Während die beiden Vorgänger Metro 2033 und Metro Last Light noch sehr lineare Ego-Shooter waren, in denen wir die meiste Zeit in den engen Tunneln der namensgebenden Metro verbracht haben, bricht Exodus aus dieser sehr begrenzten Welt aus. Unser Held Artyom, seine Freunde und Wegbegleiter machen sich auf, die Moskauer Metro für immer zu verlassen. Ein gefährliches Unterfangen. Mit einem der letzten funktionierenden Lokomotiven, die wir in einer halsbrecherischen Mission entführen, durchqueren wir die verwüsteten Landschaften Russlands.
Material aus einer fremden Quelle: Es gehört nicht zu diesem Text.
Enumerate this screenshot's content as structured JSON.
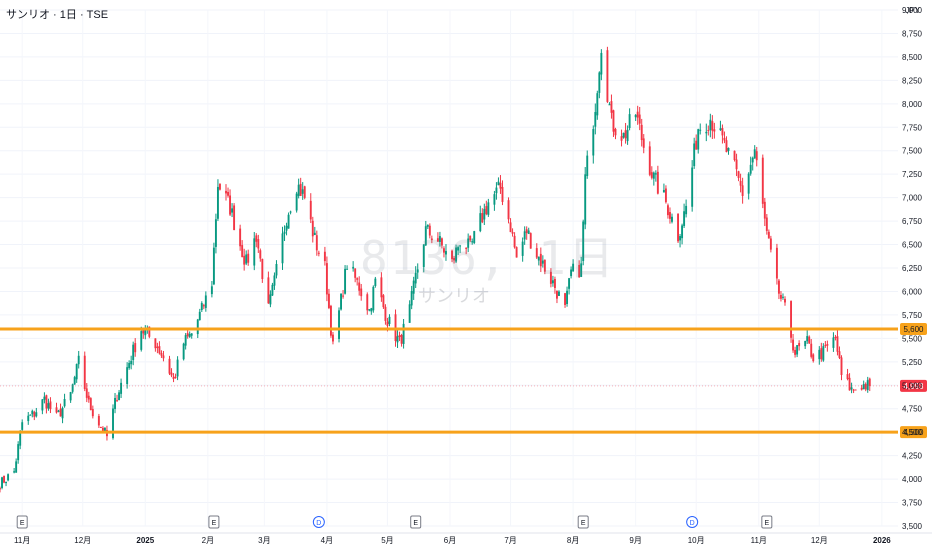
{
  "header": {
    "title": "サンリオ · 1日 · TSE",
    "currency": "JPY"
  },
  "watermark": {
    "symbol": "8136, 1日",
    "name": "サンリオ"
  },
  "colors": {
    "up": "#089981",
    "down": "#f23645",
    "level": "#f7a21b",
    "last": "#f23645"
  },
  "chart_data": {
    "type": "candlestick",
    "ylim": [
      3500,
      9000
    ],
    "yticks": [
      "3,500",
      "3,750",
      "4,000",
      "4,250",
      "4,500",
      "4,750",
      "5,000",
      "5,250",
      "5,500",
      "5,750",
      "6,000",
      "6,250",
      "6,500",
      "6,750",
      "7,000",
      "7,250",
      "7,500",
      "7,750",
      "8,000",
      "8,250",
      "8,500",
      "8,750",
      "9,000"
    ],
    "ytick_values": [
      3500,
      3750,
      4000,
      4250,
      4500,
      4750,
      5000,
      5250,
      5500,
      5750,
      6000,
      6250,
      6500,
      6750,
      7000,
      7250,
      7500,
      7750,
      8000,
      8250,
      8500,
      8750,
      9000
    ],
    "xlim": [
      "2024-10-21",
      "2026-01-09"
    ],
    "xticks": [
      {
        "label": "11月",
        "date": "2024-11-01"
      },
      {
        "label": "12月",
        "date": "2024-12-01"
      },
      {
        "label": "2025",
        "date": "2025-01-01"
      },
      {
        "label": "2月",
        "date": "2025-02-01"
      },
      {
        "label": "3月",
        "date": "2025-03-01"
      },
      {
        "label": "4月",
        "date": "2025-04-01"
      },
      {
        "label": "5月",
        "date": "2025-05-01"
      },
      {
        "label": "6月",
        "date": "2025-06-01"
      },
      {
        "label": "7月",
        "date": "2025-07-01"
      },
      {
        "label": "8月",
        "date": "2025-08-01"
      },
      {
        "label": "9月",
        "date": "2025-09-01"
      },
      {
        "label": "10月",
        "date": "2025-10-01"
      },
      {
        "label": "11月",
        "date": "2025-11-01"
      },
      {
        "label": "12月",
        "date": "2025-12-01"
      },
      {
        "label": "2026",
        "date": "2026-01-01"
      }
    ],
    "levels": [
      {
        "value": 5600,
        "label": "5,600"
      },
      {
        "value": 4500,
        "label": "4,500"
      }
    ],
    "last_price": {
      "value": 4993,
      "label": "4,993"
    },
    "events": [
      {
        "type": "E",
        "date": "2024-11-01"
      },
      {
        "type": "E",
        "date": "2025-02-04"
      },
      {
        "type": "D",
        "date": "2025-03-28"
      },
      {
        "type": "E",
        "date": "2025-05-15"
      },
      {
        "type": "E",
        "date": "2025-08-06"
      },
      {
        "type": "D",
        "date": "2025-09-29"
      },
      {
        "type": "E",
        "date": "2025-11-05"
      }
    ],
    "anchors": [
      [
        "2024-10-21",
        3950
      ],
      [
        "2024-10-28",
        4080
      ],
      [
        "2024-11-01",
        4600
      ],
      [
        "2024-11-07",
        4700
      ],
      [
        "2024-11-12",
        4850
      ],
      [
        "2024-11-18",
        4650
      ],
      [
        "2024-11-25",
        4900
      ],
      [
        "2024-11-29",
        5250
      ],
      [
        "2024-12-04",
        4800
      ],
      [
        "2024-12-09",
        4600
      ],
      [
        "2024-12-13",
        4450
      ],
      [
        "2024-12-18",
        4900
      ],
      [
        "2024-12-24",
        5250
      ],
      [
        "2024-12-30",
        5600
      ],
      [
        "2025-01-06",
        5450
      ],
      [
        "2025-01-10",
        5300
      ],
      [
        "2025-01-15",
        5050
      ],
      [
        "2025-01-20",
        5450
      ],
      [
        "2025-01-24",
        5550
      ],
      [
        "2025-01-29",
        5800
      ],
      [
        "2025-02-03",
        6100
      ],
      [
        "2025-02-06",
        7150
      ],
      [
        "2025-02-12",
        6900
      ],
      [
        "2025-02-17",
        6500
      ],
      [
        "2025-02-20",
        6300
      ],
      [
        "2025-02-25",
        6600
      ],
      [
        "2025-03-03",
        5800
      ],
      [
        "2025-03-06",
        6100
      ],
      [
        "2025-03-12",
        6800
      ],
      [
        "2025-03-17",
        7150
      ],
      [
        "2025-03-21",
        7000
      ],
      [
        "2025-03-26",
        6550
      ],
      [
        "2025-03-31",
        6250
      ],
      [
        "2025-04-04",
        5400
      ],
      [
        "2025-04-08",
        5900
      ],
      [
        "2025-04-11",
        6300
      ],
      [
        "2025-04-17",
        6050
      ],
      [
        "2025-04-22",
        5800
      ],
      [
        "2025-04-25",
        6100
      ],
      [
        "2025-05-01",
        5700
      ],
      [
        "2025-05-07",
        5450
      ],
      [
        "2025-05-12",
        5800
      ],
      [
        "2025-05-15",
        6150
      ],
      [
        "2025-05-20",
        6650
      ],
      [
        "2025-05-26",
        6550
      ],
      [
        "2025-06-02",
        6300
      ],
      [
        "2025-06-06",
        6550
      ],
      [
        "2025-06-11",
        6450
      ],
      [
        "2025-06-16",
        6750
      ],
      [
        "2025-06-20",
        6950
      ],
      [
        "2025-06-26",
        7100
      ],
      [
        "2025-07-01",
        6700
      ],
      [
        "2025-07-04",
        6350
      ],
      [
        "2025-07-09",
        6650
      ],
      [
        "2025-07-14",
        6400
      ],
      [
        "2025-07-18",
        6250
      ],
      [
        "2025-07-23",
        6050
      ],
      [
        "2025-07-28",
        5800
      ],
      [
        "2025-07-31",
        6200
      ],
      [
        "2025-08-05",
        6250
      ],
      [
        "2025-08-07",
        7200
      ],
      [
        "2025-08-12",
        8000
      ],
      [
        "2025-08-15",
        8650
      ],
      [
        "2025-08-20",
        7800
      ],
      [
        "2025-08-26",
        7650
      ],
      [
        "2025-09-01",
        7900
      ],
      [
        "2025-09-05",
        7550
      ],
      [
        "2025-09-10",
        7200
      ],
      [
        "2025-09-16",
        6950
      ],
      [
        "2025-09-22",
        6600
      ],
      [
        "2025-09-26",
        6900
      ],
      [
        "2025-10-02",
        7750
      ],
      [
        "2025-10-08",
        7850
      ],
      [
        "2025-10-14",
        7600
      ],
      [
        "2025-10-20",
        7300
      ],
      [
        "2025-10-24",
        7050
      ],
      [
        "2025-10-30",
        7500
      ],
      [
        "2025-11-05",
        6600
      ],
      [
        "2025-11-10",
        6050
      ],
      [
        "2025-11-14",
        5800
      ],
      [
        "2025-11-19",
        5350
      ],
      [
        "2025-11-25",
        5450
      ],
      [
        "2025-11-28",
        5300
      ],
      [
        "2025-12-03",
        5350
      ],
      [
        "2025-12-09",
        5500
      ],
      [
        "2025-12-12",
        5100
      ],
      [
        "2025-12-17",
        4950
      ],
      [
        "2025-12-22",
        5000
      ],
      [
        "2025-12-26",
        4993
      ]
    ]
  }
}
Immer in der Hoffnung darauf, einen Ort zu finden, der weniger lebensfeindliche Umstände in sich birgt, als das zerstörte Moskau. Und es gilt zahlreiche Geheimnisse aufzudecken. Sind die restlichen Länder auf der Welt ebenso in Mitleidenschaft gezogen worden, wie die Regierenden in der Hauptstadt immer behauptet haben?


Gameplay
Schießen, Schleichen, Überleben, Looten und Craften

Die Vorgänger von Metro Exodus spielten sich immerzu sehr schlauchig. Die beengten Tunnel ließ das auch kaum anders zu. Doch jetzt brechen wir auf, in größere Welten und sehr weiträumigere Areale. Diese dürfen wir jederzeit frei und selbstbestimmt erkunden. Was werden wir in diesem alten Fabrikgebäude wohl finden? Jede Menge Munition, Waffen und wichtige Ressourcen? Werden wir dort ein Außenposten von Banditen vorfinden, die uns sofort aufs Korn nehmen, sobald sie uns erhaschen? Oder stechen wir mitten in ein Nest voller verseuchter Kraturen? Fragen über Fragen. Das recht offen gestaltete Missions-Design gibt uns die Freiheit, genau das selbst herausfinden zu können.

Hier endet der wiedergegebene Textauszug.